Comment by Prof. Dr. med. Martin Storr: Retrosternal symptoms are common in family practice and can be well controlled with PPI medication after exclusion of cardiac causes, especially if endoscopy proves esophagitis. It is then somewhat more difficult to decide which permanent therapy to choose. In the absence of esophagitis or only first-grade esophagitis, it is recommended to taper off PPI medication again and use on-demand medication, for example, depending on the symptomatic course. In higher-grade esophagitis, an attempt to wean the patient off the medication is also appropriate, but this often fails, so that permanent medication is usually required. In many patients, good long-term symptom control can be achieved as a result. However, in many patients, the symptoms slowly increase again during the course of the disease or there are residual complaints from the beginning. In the case of such a “therapeutic gap”, it is first helpful to clarify with a renewed detailed anamnesis whether it is really a matter of reflux-like residual complaints or dyspeptic complaints, because dyspeptic complaints should be treated primarily with dietary recommendations and, if necessary, an anti-dyspeptic agent. If reflux symptoms predominate, repeat endoscopy may be helpful to substantiate esophagitis or to rule out other esophageal diseases. Helpful, but not mandatory, may also be a 24-hour pH-metry to confirm the acidogenesis of the complaints. In cases of confirmed or probable acidogenesis, temporary doubling of the PPI dose or introduction of an alternative mechanism of action such as add-on therapy with an alginate may be used as therapeutic strategies.
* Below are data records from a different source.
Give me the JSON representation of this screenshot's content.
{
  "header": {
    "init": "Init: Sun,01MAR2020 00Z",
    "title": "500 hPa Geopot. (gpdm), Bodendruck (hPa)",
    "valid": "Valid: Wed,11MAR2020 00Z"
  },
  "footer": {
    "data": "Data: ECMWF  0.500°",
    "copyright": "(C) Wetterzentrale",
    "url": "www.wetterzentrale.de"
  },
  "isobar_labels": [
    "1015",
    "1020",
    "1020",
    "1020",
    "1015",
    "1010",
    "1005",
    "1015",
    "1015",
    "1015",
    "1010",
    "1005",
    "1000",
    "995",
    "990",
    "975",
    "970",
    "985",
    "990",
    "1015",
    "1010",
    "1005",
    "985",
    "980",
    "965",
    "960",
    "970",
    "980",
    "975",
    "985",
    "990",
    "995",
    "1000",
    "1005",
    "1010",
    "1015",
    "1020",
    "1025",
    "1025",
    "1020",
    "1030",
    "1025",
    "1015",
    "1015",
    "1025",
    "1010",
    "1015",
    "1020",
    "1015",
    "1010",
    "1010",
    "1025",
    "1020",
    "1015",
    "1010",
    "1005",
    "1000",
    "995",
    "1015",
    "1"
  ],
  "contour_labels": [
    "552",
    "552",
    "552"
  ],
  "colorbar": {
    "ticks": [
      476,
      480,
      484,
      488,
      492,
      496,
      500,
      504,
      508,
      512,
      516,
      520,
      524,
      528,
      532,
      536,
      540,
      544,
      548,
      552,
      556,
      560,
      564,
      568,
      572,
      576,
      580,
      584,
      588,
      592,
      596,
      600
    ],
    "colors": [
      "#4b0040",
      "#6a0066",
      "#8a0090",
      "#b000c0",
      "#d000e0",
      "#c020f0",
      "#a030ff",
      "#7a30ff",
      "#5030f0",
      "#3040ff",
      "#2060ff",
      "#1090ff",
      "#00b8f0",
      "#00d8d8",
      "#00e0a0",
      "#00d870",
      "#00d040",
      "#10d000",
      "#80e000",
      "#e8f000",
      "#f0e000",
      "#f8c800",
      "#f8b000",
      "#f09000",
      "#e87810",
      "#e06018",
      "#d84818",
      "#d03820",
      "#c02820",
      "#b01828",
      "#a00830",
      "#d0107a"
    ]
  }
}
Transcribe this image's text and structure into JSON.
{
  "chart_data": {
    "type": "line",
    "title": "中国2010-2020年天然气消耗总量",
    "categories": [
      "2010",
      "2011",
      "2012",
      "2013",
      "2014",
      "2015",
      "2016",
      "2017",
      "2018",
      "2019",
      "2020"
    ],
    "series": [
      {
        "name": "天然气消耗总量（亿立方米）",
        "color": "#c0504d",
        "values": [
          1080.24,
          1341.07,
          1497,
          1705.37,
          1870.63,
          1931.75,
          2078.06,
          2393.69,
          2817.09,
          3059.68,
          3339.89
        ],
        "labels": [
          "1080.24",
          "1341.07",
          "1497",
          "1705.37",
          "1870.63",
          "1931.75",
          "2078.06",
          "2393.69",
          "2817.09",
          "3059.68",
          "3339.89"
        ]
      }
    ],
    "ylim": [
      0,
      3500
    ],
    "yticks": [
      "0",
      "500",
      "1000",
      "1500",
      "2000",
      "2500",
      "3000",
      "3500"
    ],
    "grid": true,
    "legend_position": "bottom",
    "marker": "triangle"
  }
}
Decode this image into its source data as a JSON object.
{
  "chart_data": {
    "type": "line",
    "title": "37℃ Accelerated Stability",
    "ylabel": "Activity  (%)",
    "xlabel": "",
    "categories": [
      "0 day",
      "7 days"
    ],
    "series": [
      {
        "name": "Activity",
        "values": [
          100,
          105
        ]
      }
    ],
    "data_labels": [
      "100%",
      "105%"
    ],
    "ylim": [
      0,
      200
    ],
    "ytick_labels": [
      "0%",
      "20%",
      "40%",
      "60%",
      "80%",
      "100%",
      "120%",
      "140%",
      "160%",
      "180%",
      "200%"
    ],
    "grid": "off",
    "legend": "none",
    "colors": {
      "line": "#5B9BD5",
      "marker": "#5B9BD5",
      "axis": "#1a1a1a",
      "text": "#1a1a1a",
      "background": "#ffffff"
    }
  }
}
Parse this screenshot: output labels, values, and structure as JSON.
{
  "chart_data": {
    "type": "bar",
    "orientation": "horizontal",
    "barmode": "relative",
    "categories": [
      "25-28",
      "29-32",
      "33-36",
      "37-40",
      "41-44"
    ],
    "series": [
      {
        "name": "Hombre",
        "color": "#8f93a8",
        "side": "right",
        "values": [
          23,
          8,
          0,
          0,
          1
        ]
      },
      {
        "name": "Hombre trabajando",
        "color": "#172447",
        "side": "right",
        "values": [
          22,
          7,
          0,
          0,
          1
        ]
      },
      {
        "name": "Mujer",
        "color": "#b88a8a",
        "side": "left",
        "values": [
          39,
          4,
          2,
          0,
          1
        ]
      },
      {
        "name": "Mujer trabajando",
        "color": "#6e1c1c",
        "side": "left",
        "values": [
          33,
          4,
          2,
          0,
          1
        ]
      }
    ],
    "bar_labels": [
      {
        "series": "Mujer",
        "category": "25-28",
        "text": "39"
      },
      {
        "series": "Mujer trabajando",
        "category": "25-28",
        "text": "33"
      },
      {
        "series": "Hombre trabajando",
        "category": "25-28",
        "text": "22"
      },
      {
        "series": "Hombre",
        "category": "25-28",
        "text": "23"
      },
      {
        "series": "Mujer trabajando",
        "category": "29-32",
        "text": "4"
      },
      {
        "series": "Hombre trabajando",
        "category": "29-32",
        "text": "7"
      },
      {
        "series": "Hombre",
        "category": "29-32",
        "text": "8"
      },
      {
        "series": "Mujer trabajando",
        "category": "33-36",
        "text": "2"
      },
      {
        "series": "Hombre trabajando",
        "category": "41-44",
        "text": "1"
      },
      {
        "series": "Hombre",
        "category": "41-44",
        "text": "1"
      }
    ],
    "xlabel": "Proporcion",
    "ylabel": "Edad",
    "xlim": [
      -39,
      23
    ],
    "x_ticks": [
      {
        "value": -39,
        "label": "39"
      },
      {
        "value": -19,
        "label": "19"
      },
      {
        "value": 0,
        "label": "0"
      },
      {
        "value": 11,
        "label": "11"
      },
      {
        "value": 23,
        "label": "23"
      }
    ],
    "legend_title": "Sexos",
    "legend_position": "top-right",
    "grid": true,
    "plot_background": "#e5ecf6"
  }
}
In the present case, the use of an alginate led to success, as its mechanism of action prevented reflux of gastric contents and thus improved not only the acid complaints but also the disturbed sleep. Because of residual symptoms, particularly during the afternoon, evening, and night, add-on therapy was scheduled for noon and evening to best cover symptom-loaded times. Since alginates do not build up an active level in the body, they do not have to be taken off or on their own and can therefore be used flexibly in the symptomatic therapy of reflux symptoms.